Hidup Kita Setelah Pandemi

-->
Damhuri Muhammad



 
Foto ilustrasi: Corona Cepatlah Berlalu (drawing pen on paper), karya Aidil Usman




Tak lama setelah himbauan penjarakan sosial (social distancing), atau yang kemudian berubah menjadi penjarakan fisik (physical distancing) dimaklumatkan, unggahan pose foto bersama di linimasa dari peristiwa pesta pernikahan mengalami trend penurunan tajam, bila tak dapat disebut raib sama sekali.  Sejak penularan Covid-19 merajalela, jangankan peristiwa pesta pernikahan, sekadar prosesi akad-nikah di hadapan petugas KUA saja, tak semuanya terpenuhi. Undangan telah tersebar, gedung telah di-booking, jasa Wedding Organizer (WO) telah dibayar, seragam tuan rumah telah siap pakai, tiba-tiba semuanya batal lantaran pandemi Corona. Beberapa video viral berisi peristiwa pembubaran pesta pernikahan oleh aparat memperlihatkan betapa pandemi itu tidak main-main. Betapa kerumunan orang adalah salah satu penyebab panjangnya mata rantai penularan, dan karena itu tak ada kompromi, tak ada basa-basi. Semuanya harus patuh atas nama kegentingan.         

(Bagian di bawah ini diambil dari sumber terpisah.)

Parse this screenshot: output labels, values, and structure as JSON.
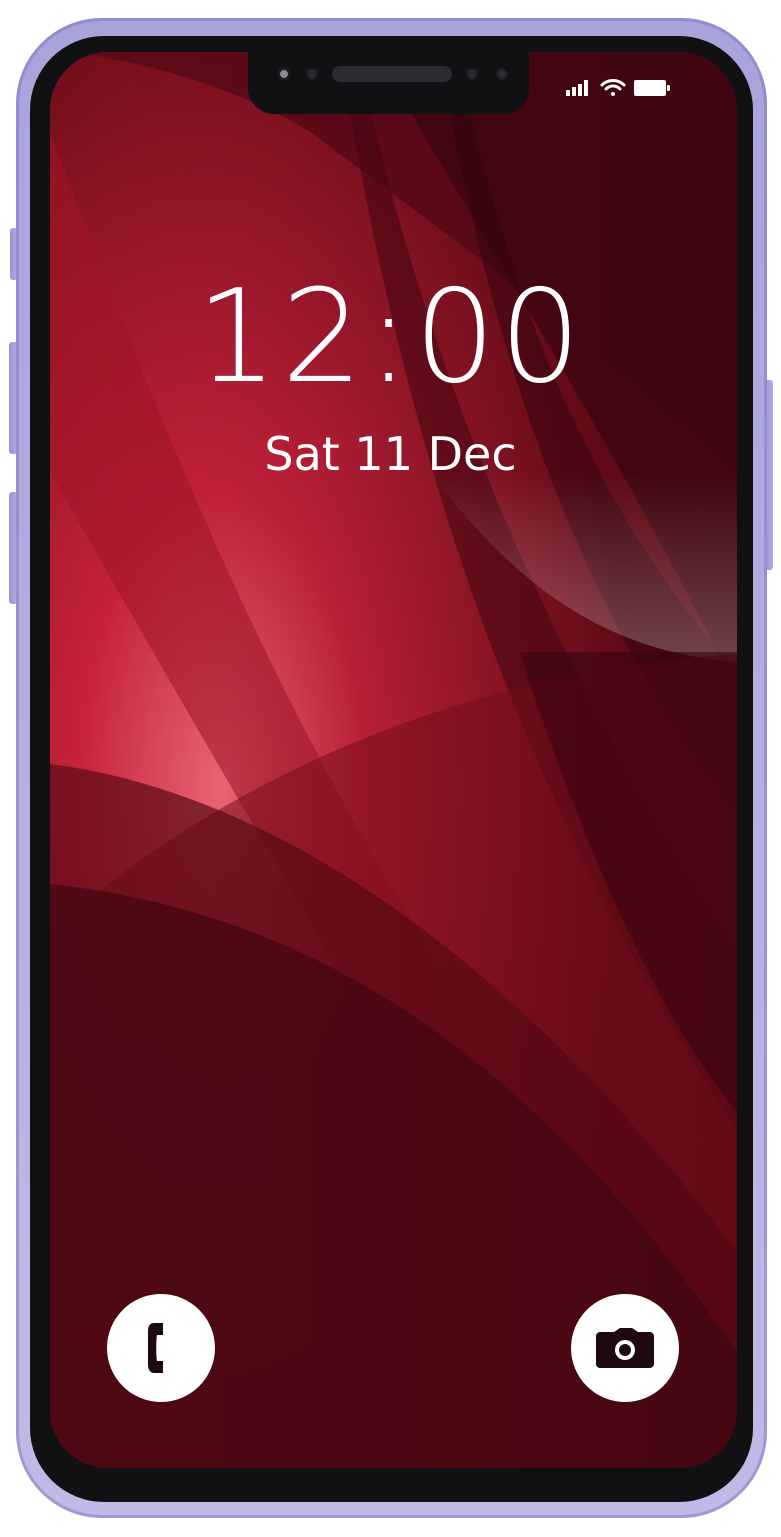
{
  "lock_screen": {
    "time": "12:00",
    "date": "Sat 11 Dec"
  },
  "status_bar": {
    "icons": [
      "signal-icon",
      "wifi-icon",
      "battery-icon"
    ]
  },
  "quick_actions": {
    "left_icon": "phone-icon",
    "right_icon": "camera-icon"
  },
  "colors": {
    "frame": "#b3aae0",
    "wallpaper_dark": "#520a14",
    "wallpaper_mid": "#8a1020",
    "wallpaper_bright": "#e0304a",
    "text": "#ffffff"
  }
}
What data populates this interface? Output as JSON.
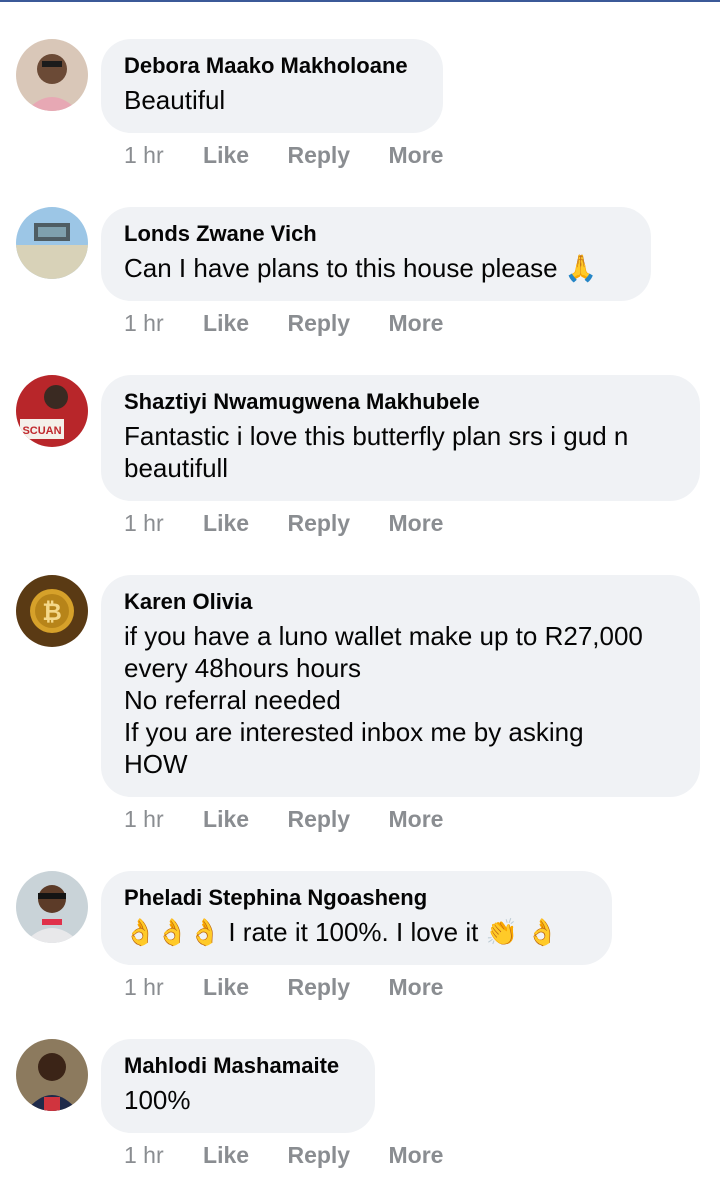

Di Bogor, Jawa Barat, samar-samar terdengar keluhan sepasang pengantin baru, yang sejatinya telah merelakan pembatalan resepsi dan hanya akan menjalani prosesi akad-nikah secara cepat tanpa kerumunan, tapi ia tetap menyesali situasi yang tak normal itu. Betapa tidak? Pasangan itu tak akan punya dokumentasi atas kenangan berharga dalam tarikh keluarganya, tak akan ada ucapan selamat dari sahabat dekat, tak ada pelukan hangat dari karib-kerabat, termasuk nasihat dan doa-doa selamat dari para guru dan orang-orang terhormat. Kalau masih mungkin membuat dokumentasi penting, itu tak lebih dari pose formal-seremonial kedua mempelai bersama keluarga dari dua pihak bersama petugas KUA. Tampak muka memang, tapi hidung, mulut, hingga dagu tertutup masker. Kelak, pose bersama orang-orang “bertopeng” itu tak akan banyak berguna. Sebab, raut muka riang di hari bahagia tak akan terpancar sempurna tanpa ekspresi senyum yang terang-benderang. Raut muka apa yang dapat dibaca dari mulut terbalut masker?

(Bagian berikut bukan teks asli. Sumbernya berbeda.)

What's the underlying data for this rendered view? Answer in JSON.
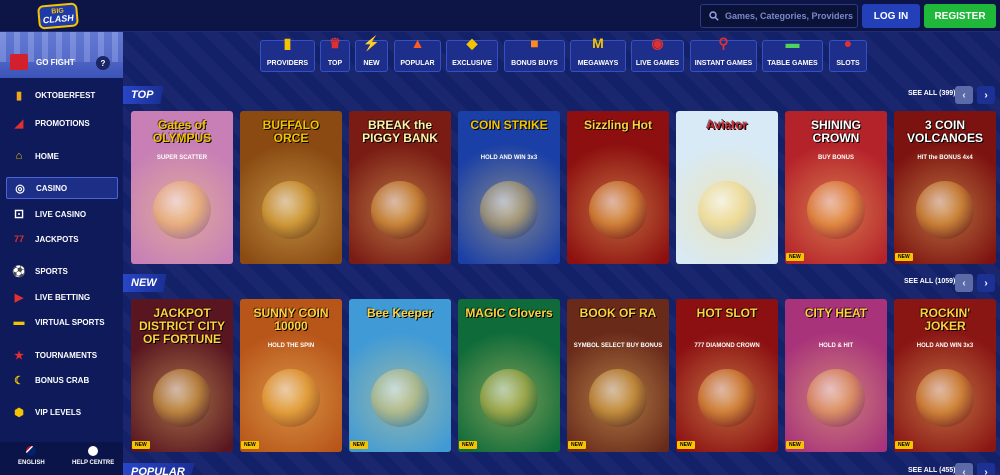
{
  "header": {
    "logo_top": "BIG",
    "logo_bottom": "CLASH",
    "search_placeholder": "Games, Categories, Providers",
    "login_label": "LOG IN",
    "register_label": "REGISTER"
  },
  "sidebar": {
    "promo_label": "GO FIGHT",
    "help_label": "?",
    "items": [
      {
        "label": "OKTOBERFEST",
        "icon": "beer-icon"
      },
      {
        "label": "PROMOTIONS",
        "icon": "megaphone-icon"
      },
      {
        "label": "HOME",
        "icon": "home-icon"
      },
      {
        "label": "CASINO",
        "icon": "roulette-icon"
      },
      {
        "label": "LIVE CASINO",
        "icon": "dice-icon"
      },
      {
        "label": "JACKPOTS",
        "icon": "sevens-icon"
      },
      {
        "label": "SPORTS",
        "icon": "soccer-ball-icon"
      },
      {
        "label": "LIVE BETTING",
        "icon": "play-circle-icon"
      },
      {
        "label": "VIRTUAL SPORTS",
        "icon": "stadium-icon"
      },
      {
        "label": "TOURNAMENTS",
        "icon": "trophy-icon"
      },
      {
        "label": "BONUS CRAB",
        "icon": "crab-icon"
      },
      {
        "label": "VIP LEVELS",
        "icon": "vip-hexagon-icon"
      }
    ],
    "footer": {
      "language": "ENGLISH",
      "help": "HELP CENTRE"
    }
  },
  "categories": [
    {
      "label": "PROVIDERS",
      "icon": "bar-icon"
    },
    {
      "label": "TOP",
      "icon": "crown-icon"
    },
    {
      "label": "NEW",
      "icon": "lightning-icon"
    },
    {
      "label": "POPULAR",
      "icon": "fire-icon"
    },
    {
      "label": "EXCLUSIVE",
      "icon": "gem-icon"
    },
    {
      "label": "BONUS BUYS",
      "icon": "gift-icon"
    },
    {
      "label": "MEGAWAYS",
      "icon": "m-icon"
    },
    {
      "label": "LIVE GAMES",
      "icon": "chip-icon"
    },
    {
      "label": "INSTANT GAMES",
      "icon": "joystick-icon"
    },
    {
      "label": "TABLE GAMES",
      "icon": "table-icon"
    },
    {
      "label": "SLOTS",
      "icon": "cherries-icon"
    }
  ],
  "sections": [
    {
      "title": "TOP",
      "see_all": "SEE ALL (399)",
      "games": [
        {
          "name": "Gates of OLYMPUS",
          "sub": "SUPER SCATTER",
          "bg": "#c77fb6",
          "badge": ""
        },
        {
          "name": "BUFFALO ORCE",
          "sub": "",
          "bg": "#8a4a12",
          "badge": ""
        },
        {
          "name": "BREAK the PIGGY BANK",
          "sub": "",
          "bg": "#7a1b14",
          "badge": ""
        },
        {
          "name": "COIN STRIKE",
          "sub": "HOLD AND WIN 3x3",
          "bg": "#1a3fa6",
          "badge": ""
        },
        {
          "name": "Sizzling Hot",
          "sub": "",
          "bg": "#8d0f0f",
          "badge": ""
        },
        {
          "name": "Aviator",
          "sub": "",
          "bg": "#d8eaf6",
          "badge": ""
        },
        {
          "name": "SHINING CROWN",
          "sub": "BUY BONUS",
          "bg": "#b5232a",
          "badge": "NEW"
        },
        {
          "name": "3 COIN VOLCANOES",
          "sub": "HIT the BONUS 4x4",
          "bg": "#7d1310",
          "badge": "NEW"
        }
      ]
    },
    {
      "title": "NEW",
      "see_all": "SEE ALL (1059)",
      "games": [
        {
          "name": "JACKPOT DISTRICT CITY OF FORTUNE",
          "sub": "",
          "bg": "#5a1620",
          "badge": "NEW"
        },
        {
          "name": "SUNNY COIN 10000",
          "sub": "HOLD THE SPIN",
          "bg": "#b8561a",
          "badge": "NEW"
        },
        {
          "name": "Bee Keeper",
          "sub": "",
          "bg": "#3f9ad6",
          "badge": "NEW"
        },
        {
          "name": "MAGIC Clovers",
          "sub": "",
          "bg": "#0f6b3a",
          "badge": "NEW"
        },
        {
          "name": "BOOK OF RA",
          "sub": "SYMBOL SELECT BUY BONUS",
          "bg": "#6a2a1a",
          "badge": "NEW"
        },
        {
          "name": "HOT SLOT",
          "sub": "777 DIAMOND CROWN",
          "bg": "#8c1012",
          "badge": "NEW"
        },
        {
          "name": "CITY HEAT",
          "sub": "HOLD & HIT",
          "bg": "#a8337a",
          "badge": "NEW"
        },
        {
          "name": "ROCKIN' JOKER",
          "sub": "HOLD AND WIN 3x3",
          "bg": "#8a1614",
          "badge": "NEW"
        }
      ]
    },
    {
      "title": "POPULAR",
      "see_all": "SEE ALL (455)",
      "games": []
    }
  ],
  "colors": {
    "accent": "#2340b8",
    "register": "#1fb83a",
    "badge": "#f5c400"
  }
}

         Lain peristiwa pernikahan yang sakral dan istimewa itu, lain pula pose bersama dalam grup reunian yang sebelumnya membanjiri linimasa. Kegandrungan berkumpul dengan teman-teman  di mall, restoran, café, atau ruang-ruang publik lainnya, juga bagai raib dari peredaran. Bila masih ada yang nekat mengunggah pose-pose terkini dari kegitan reunian rutin, mungkin ia termasuk netizen yang kebal dari sinisme, komentar miring, bahkan caci-maki. Konten-konten visual yang diproduksi dari  berbagai aktivitas komunal sedang terhenti. Tak ada visual tentang syukuran rumah baru, syukuran kelahiran bayi pertama, syukuran khitanan putra semata wayang, atau sekadar visual arisan rutin yang biasanya bergilir dari rumah ke rumah.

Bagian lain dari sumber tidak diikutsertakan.